One of the trends is of course Open Data, a very exciting discussion on governments opening up their data for common use, with some governments such as Norway and the UK having recently announced to go ahead.
The other one is how citizens are being engaged and motivated to participate in these processes. This trend and opportunity is maybe even more important, with it being the only way governments and how services are provided can be held to account outside of elections.
In the words of Haiyan Qian, Director of the Division for Public Administration and Development Management at the United Nation’s Department of Economic and Social Affairs (UNDESA):
“We want to see governments engaging citizens actively, not passively. Gathering citizen feedback is not enough. Citizens need to be drawn into decision-making and monitoring to help governments boost transparency and accountability, and reduce corruption.”
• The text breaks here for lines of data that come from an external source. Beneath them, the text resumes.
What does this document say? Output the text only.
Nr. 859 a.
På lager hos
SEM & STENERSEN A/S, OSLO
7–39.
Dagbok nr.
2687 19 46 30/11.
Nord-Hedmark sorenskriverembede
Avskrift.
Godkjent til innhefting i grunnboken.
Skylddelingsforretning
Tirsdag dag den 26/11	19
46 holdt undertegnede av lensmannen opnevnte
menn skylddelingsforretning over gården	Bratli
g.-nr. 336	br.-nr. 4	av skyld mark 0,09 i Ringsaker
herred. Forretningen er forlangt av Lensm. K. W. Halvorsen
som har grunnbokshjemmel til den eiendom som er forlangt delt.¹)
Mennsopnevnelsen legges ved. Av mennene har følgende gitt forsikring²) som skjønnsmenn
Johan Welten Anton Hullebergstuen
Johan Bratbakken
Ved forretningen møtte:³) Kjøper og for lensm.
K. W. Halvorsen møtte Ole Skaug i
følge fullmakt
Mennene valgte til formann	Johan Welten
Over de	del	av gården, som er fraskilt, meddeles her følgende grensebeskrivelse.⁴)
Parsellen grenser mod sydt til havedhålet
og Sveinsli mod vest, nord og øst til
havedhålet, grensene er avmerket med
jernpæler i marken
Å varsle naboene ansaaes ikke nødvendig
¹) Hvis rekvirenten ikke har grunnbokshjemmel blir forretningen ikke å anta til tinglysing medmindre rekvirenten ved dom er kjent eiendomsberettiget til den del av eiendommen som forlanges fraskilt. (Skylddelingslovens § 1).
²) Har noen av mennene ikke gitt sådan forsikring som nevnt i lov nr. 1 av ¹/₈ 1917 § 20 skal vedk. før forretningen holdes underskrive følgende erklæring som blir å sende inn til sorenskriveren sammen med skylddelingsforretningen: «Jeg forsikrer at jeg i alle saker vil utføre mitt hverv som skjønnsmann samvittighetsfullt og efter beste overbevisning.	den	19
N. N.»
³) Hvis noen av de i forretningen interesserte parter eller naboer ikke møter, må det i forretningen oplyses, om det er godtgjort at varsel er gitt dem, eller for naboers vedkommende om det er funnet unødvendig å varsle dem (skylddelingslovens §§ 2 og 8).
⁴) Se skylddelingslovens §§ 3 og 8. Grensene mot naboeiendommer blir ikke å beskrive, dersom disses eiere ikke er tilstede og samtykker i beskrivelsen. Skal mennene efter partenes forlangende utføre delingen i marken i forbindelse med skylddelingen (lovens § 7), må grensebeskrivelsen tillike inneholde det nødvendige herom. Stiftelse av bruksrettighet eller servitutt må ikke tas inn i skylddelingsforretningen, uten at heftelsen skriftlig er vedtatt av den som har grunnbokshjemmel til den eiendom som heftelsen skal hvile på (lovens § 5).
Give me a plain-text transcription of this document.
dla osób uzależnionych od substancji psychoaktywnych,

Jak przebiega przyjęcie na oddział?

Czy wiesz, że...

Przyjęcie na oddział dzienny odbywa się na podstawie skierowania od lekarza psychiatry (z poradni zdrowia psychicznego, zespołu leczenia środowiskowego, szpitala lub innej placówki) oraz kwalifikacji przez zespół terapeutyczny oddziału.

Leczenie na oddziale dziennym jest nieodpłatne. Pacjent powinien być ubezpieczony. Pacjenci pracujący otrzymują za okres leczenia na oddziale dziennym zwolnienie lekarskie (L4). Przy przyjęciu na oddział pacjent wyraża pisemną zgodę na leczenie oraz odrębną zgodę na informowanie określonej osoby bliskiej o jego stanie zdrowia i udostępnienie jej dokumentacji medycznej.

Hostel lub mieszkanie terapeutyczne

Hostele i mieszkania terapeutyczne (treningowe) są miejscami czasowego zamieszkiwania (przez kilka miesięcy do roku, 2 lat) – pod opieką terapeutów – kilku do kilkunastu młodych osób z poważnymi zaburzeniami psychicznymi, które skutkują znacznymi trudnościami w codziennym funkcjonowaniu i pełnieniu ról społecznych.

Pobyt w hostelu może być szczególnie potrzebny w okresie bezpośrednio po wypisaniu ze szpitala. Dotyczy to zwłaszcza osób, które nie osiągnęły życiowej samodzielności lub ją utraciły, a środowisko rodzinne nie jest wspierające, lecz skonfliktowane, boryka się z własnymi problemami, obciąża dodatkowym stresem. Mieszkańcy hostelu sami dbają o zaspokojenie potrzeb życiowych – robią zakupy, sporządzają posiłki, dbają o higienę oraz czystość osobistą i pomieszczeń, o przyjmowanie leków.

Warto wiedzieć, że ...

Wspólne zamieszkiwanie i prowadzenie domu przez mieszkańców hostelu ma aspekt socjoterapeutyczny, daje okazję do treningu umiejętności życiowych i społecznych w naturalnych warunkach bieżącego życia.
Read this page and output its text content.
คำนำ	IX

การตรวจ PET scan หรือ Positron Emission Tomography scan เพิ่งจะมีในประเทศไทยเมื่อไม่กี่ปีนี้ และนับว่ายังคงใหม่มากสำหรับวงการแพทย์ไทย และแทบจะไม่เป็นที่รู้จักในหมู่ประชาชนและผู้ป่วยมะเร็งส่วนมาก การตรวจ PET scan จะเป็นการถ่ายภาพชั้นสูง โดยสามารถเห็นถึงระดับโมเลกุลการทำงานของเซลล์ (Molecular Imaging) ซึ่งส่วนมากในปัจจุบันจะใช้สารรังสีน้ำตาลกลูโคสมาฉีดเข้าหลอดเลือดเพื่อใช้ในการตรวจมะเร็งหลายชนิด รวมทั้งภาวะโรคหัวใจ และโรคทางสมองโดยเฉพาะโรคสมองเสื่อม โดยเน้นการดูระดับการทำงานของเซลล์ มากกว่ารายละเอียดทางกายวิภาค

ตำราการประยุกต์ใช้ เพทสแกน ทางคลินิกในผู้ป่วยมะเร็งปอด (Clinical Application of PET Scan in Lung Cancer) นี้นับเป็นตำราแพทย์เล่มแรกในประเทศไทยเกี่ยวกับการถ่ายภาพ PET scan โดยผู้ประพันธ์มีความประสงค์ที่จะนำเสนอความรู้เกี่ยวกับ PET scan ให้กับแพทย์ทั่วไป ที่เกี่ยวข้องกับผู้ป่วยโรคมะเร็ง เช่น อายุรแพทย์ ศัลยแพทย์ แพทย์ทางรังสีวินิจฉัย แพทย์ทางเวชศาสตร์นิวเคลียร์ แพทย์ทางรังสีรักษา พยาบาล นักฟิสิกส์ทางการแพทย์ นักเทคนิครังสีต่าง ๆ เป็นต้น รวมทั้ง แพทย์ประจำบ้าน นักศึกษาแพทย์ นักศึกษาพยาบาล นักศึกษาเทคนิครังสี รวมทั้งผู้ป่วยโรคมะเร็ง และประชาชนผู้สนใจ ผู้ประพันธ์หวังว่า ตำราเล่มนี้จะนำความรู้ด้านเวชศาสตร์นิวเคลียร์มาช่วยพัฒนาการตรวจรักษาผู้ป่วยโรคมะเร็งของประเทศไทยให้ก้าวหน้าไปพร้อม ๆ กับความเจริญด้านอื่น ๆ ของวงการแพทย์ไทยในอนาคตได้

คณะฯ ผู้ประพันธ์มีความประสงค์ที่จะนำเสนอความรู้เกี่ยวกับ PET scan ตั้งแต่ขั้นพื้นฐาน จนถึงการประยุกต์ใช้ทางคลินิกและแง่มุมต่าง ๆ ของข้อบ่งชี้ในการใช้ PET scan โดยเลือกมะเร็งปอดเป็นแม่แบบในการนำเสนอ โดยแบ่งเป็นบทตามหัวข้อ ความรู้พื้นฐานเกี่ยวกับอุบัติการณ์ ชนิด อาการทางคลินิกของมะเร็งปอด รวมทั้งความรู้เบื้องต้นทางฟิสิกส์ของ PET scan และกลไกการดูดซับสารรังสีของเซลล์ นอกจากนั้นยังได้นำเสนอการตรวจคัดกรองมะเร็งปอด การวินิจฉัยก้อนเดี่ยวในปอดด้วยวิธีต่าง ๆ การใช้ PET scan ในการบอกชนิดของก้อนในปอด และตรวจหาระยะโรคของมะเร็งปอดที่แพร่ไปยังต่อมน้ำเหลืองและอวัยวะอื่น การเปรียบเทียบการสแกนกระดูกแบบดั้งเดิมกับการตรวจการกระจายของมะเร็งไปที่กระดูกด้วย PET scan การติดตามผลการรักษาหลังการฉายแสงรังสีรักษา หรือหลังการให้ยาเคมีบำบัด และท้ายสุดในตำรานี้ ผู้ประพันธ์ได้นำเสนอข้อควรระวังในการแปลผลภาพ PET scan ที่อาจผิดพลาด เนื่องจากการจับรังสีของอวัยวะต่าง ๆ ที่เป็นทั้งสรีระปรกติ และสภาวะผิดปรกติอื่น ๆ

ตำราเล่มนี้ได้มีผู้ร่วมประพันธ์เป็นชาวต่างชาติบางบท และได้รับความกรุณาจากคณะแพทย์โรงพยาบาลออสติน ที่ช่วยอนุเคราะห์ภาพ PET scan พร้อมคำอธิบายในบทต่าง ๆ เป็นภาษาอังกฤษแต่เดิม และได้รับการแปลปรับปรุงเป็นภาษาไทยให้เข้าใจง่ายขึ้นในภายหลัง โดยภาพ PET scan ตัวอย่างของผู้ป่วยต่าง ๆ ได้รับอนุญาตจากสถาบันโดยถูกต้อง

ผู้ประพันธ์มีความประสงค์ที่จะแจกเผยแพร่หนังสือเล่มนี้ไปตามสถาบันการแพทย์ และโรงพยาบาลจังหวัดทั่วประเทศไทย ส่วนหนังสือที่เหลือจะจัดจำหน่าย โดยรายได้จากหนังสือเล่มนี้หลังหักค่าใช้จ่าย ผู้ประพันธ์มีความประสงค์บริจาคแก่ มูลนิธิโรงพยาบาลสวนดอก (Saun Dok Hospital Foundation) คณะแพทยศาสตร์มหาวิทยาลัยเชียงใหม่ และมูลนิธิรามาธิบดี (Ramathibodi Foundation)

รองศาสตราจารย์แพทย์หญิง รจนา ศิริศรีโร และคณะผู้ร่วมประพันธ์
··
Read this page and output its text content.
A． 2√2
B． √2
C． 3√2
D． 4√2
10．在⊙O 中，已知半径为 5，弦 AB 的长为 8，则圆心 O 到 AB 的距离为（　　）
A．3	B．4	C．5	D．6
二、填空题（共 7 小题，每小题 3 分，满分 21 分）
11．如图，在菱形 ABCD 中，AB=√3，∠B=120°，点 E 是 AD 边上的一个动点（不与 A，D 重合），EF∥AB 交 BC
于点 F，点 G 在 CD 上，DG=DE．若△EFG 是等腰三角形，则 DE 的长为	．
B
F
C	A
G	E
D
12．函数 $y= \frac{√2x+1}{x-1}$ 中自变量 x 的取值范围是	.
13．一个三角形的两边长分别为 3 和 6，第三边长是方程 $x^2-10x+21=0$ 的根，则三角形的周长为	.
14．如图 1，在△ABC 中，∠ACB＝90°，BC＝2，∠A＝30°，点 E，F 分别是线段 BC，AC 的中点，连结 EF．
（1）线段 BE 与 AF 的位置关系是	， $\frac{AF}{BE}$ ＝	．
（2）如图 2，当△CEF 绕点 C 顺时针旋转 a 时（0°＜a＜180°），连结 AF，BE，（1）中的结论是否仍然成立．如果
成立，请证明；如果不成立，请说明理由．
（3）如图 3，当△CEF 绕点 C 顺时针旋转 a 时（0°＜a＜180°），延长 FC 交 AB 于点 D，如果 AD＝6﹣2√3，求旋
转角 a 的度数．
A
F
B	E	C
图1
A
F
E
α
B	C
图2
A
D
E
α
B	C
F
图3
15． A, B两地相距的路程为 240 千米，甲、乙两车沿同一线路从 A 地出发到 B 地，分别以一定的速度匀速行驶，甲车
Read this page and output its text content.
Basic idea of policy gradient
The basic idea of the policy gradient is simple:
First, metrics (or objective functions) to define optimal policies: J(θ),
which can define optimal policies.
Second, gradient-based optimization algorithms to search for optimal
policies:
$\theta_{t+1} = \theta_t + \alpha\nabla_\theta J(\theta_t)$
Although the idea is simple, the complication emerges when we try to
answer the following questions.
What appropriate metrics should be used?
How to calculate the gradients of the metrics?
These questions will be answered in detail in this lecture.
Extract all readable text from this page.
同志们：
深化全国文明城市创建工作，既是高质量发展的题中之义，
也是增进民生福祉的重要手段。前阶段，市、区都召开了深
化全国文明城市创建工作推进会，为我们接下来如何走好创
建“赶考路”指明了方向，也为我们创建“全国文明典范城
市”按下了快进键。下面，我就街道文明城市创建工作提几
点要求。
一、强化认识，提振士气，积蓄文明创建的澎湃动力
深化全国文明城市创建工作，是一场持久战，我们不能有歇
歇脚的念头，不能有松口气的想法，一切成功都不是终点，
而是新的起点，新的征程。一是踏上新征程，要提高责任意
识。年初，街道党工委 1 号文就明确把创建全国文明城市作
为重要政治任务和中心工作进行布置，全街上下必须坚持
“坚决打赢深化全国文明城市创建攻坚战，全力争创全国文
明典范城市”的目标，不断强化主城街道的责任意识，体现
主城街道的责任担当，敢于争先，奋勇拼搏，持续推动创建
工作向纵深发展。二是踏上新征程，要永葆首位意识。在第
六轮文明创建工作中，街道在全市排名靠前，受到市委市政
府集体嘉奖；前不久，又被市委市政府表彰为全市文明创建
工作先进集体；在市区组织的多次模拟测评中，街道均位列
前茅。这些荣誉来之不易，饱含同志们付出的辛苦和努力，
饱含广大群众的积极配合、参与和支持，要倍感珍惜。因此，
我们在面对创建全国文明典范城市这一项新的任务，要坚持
A great example for social media enhancing dialogue between public works and citizens can be found on SeeClickFix in fixing a dangerous pedestrian crossing. Some call this citizen engagement even the next internet boom of Government 2.0, as it redistributes “governance to the hands of citizens”.
So far, I haven’t paid much attention to the survey. If the UN finds a way of integrating citizen engagement into the measurement of effective and successful eGovernment, I maybe should.